La serie prende il nome dall’omonima, misteriosa donna che gestisce un blog molto popolare su Internet, che permette ai ricchi e viziati adolescenti dell’Upper East Side di New York di sapere tutto di tutti. Questa persona onnisciente rimane invisibile – tutto ciò che sentiamo è una voce fuori campo (fatta da una Kristen Bell non accreditata, aka Veronica Mars) che agisce come nostra guida in questo mondo di avidità e inganno. La sua notizia del giorno? L’ex regina delle feste Serena Van Der Woodsen (Blake Lively) è tornata da un esilio autoimposto in un collegio del New England. La sua presunta migliore amica, Blair Waldorf (Leighton Meester), accoglie il suo ritorno con inaspettata freddezza, cosa di cui è felice l’intrigante e arrapato Chuck Bass (Ed Westwick), che è a conoscenza di un piccolo sporco segreto che coinvolge Nate Archibald (Chace Crawford), il ragazzo di Serena e Blair. In una parte meno affascinante della città, Dan Humphrey (Penn Badgley) e sua sorella Jenny (Taylor Momsen) si sforzano di avere amici migliori, il che funziona abbastanza bene per Dan una volta che incontra Serena (Jenny è bloccata con Blair, purtroppo). E perché non dovrebbe essere così fortunato? Dopo tutto, suo padre Rufus (Matthew Settle) sembra avere un passato con la madre di Serena, Lily (Kelly Rutherford). e alzando le cose di parecchie tacche, Gossip Girl è un opulento slide-show di cliché da teen drama, tutti rappresentati con un’allegra autoconsapevolezza che dà allo show la sua vera carne narrativa: la trama è elementare al massimo (abbiamo visto questa roba un milione di volte prima) ma come l’altrettanto intelligente (e un po’ superiore) Desperate Housewives, gli aspetti da soap opera sono gestiti con un mix postmoderno di serietà e ironia. E ammettiamolo, è semplicemente troppo divertente guardare quei giovani oscenamente ricchi che ordiscono cospirazioni l’uno contro l’altro.

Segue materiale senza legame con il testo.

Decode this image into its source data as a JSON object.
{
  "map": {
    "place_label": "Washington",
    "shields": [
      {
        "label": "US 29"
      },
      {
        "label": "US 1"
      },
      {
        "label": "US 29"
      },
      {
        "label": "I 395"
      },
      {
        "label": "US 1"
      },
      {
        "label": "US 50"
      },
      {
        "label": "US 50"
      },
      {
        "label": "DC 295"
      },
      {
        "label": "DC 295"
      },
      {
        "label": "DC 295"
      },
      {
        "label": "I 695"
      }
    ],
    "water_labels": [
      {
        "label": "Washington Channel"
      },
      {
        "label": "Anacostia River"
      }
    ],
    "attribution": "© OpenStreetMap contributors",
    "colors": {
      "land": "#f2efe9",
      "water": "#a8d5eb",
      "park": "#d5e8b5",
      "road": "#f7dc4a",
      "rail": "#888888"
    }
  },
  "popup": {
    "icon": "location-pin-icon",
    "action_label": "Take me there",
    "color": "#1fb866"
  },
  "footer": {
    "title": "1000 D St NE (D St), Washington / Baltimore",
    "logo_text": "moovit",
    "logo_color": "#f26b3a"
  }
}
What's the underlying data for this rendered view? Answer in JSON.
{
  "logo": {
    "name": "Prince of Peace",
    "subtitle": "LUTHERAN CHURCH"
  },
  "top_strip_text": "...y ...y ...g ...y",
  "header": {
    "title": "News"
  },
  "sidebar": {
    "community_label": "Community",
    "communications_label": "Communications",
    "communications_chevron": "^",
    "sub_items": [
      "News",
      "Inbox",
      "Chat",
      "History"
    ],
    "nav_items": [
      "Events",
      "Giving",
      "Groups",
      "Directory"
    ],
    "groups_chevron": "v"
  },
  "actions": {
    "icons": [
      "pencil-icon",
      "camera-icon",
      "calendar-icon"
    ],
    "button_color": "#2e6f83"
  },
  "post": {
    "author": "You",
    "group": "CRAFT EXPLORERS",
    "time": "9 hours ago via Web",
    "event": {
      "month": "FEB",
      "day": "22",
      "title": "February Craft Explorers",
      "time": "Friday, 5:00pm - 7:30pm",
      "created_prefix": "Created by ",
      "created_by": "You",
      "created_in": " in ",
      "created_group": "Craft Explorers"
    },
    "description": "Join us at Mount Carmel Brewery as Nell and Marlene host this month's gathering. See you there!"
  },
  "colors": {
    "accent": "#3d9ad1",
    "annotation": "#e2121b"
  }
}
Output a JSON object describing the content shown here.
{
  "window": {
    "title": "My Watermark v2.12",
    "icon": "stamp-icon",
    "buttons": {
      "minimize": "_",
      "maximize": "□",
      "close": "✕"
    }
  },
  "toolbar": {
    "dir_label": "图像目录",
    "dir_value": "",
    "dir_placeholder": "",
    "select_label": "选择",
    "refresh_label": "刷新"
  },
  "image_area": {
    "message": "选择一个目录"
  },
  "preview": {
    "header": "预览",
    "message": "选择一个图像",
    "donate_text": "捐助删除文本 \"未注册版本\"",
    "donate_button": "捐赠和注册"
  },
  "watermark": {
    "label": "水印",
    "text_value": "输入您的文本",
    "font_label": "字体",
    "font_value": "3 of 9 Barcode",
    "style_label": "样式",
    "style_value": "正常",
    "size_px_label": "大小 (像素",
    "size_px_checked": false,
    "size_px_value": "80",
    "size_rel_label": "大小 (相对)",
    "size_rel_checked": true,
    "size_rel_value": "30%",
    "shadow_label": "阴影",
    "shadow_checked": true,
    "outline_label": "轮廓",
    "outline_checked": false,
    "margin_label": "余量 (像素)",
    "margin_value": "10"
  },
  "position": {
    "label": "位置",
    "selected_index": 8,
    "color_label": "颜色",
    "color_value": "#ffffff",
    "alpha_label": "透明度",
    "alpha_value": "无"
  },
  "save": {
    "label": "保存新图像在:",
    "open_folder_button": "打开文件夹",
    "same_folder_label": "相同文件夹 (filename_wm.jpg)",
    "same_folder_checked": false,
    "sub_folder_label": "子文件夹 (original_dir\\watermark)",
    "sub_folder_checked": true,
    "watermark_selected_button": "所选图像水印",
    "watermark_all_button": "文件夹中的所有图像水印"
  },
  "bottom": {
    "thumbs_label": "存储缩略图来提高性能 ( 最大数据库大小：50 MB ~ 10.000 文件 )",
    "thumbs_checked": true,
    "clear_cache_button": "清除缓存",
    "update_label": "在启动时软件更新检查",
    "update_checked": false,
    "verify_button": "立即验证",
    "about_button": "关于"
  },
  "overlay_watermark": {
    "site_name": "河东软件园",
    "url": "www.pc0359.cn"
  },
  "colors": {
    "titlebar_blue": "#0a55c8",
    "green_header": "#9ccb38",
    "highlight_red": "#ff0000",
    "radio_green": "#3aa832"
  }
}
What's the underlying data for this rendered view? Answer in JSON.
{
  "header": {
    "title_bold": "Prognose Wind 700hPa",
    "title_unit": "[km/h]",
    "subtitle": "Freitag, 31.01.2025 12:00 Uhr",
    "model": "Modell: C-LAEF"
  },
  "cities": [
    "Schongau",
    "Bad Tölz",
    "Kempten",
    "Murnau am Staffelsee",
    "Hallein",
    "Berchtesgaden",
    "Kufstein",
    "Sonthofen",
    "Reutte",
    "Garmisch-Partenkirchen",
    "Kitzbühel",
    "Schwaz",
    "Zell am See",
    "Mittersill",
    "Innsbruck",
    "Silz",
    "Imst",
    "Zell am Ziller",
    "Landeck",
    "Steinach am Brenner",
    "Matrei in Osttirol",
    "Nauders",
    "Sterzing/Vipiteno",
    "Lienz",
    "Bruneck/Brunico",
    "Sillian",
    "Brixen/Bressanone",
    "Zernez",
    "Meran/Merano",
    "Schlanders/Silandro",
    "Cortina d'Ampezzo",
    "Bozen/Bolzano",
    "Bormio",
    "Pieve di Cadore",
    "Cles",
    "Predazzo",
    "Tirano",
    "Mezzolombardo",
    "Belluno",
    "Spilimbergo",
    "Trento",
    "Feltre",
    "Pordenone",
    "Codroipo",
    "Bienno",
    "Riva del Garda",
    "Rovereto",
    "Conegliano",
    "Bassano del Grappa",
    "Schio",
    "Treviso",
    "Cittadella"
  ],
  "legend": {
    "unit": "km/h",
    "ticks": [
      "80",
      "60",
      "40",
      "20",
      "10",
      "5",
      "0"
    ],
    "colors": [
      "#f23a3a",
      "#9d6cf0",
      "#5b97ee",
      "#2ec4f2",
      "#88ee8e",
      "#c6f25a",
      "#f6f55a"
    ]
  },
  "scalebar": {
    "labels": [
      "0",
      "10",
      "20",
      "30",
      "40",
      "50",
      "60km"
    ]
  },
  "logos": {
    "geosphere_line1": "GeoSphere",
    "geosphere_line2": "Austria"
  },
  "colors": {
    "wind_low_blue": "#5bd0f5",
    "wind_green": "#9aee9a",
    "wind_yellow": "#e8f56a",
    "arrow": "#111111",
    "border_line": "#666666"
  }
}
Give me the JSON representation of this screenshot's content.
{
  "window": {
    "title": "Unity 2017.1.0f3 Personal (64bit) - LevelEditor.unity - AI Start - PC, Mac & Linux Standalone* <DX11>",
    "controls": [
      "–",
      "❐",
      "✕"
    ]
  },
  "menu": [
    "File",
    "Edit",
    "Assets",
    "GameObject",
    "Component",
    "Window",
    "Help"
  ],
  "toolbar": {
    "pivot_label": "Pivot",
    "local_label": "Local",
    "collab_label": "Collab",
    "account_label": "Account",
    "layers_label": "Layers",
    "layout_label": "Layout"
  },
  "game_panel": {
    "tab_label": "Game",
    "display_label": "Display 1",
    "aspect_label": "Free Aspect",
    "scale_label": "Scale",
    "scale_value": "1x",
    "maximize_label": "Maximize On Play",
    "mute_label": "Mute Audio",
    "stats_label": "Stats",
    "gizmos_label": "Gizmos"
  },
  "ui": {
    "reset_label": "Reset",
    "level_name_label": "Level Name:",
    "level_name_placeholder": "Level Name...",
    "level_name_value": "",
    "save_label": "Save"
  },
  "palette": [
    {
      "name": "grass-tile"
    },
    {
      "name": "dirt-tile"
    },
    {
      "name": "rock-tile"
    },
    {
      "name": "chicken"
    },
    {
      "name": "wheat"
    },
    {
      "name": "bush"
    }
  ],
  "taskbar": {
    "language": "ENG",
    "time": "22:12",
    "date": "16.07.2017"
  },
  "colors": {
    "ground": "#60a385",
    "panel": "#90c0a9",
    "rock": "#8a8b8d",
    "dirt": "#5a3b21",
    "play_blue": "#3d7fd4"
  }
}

L’altro ingrediente chiave (a parte una colonna sonora micidiale, cioè) è il casting: nessuno dei giovani attori principali era ben noto prima di apparire nello show (cosa che vale per la maggior parte dei drammi adolescenziali), un fatto che aiuta quando si tratta di vederli come quelle persone e non, diciamo, qualche ex star bambina che fa un’autoparodia (forse l’idea di Lindsay Lohan era meglio lasciarla in un angolo, allora). Inoltre, proprio come in The O.C. e praticamente in ogni buona serie teen-centrica dell’ultimo decennio, gli attori adulti (principalmente due: Settle e Rutherford) fanno più che stare sullo sfondo. Inoltre, il casting della Rutherford non è solo una buona scelta, è anche un cenno astuto al suo ruolo televisivo più famoso, quello di Megan Lewis in Melrose Place. E naturalmente, la voce non accreditata della Bell è perfetta.
Quello che all’inizio poteva sembrare solo un altro show per adolescenti è in realtà un risultato piuttosto intelligente, e per una buona ragione: conosce le sue debolezze concettuali e le prende in giro in modo amorevole. Il modo della televisione americana.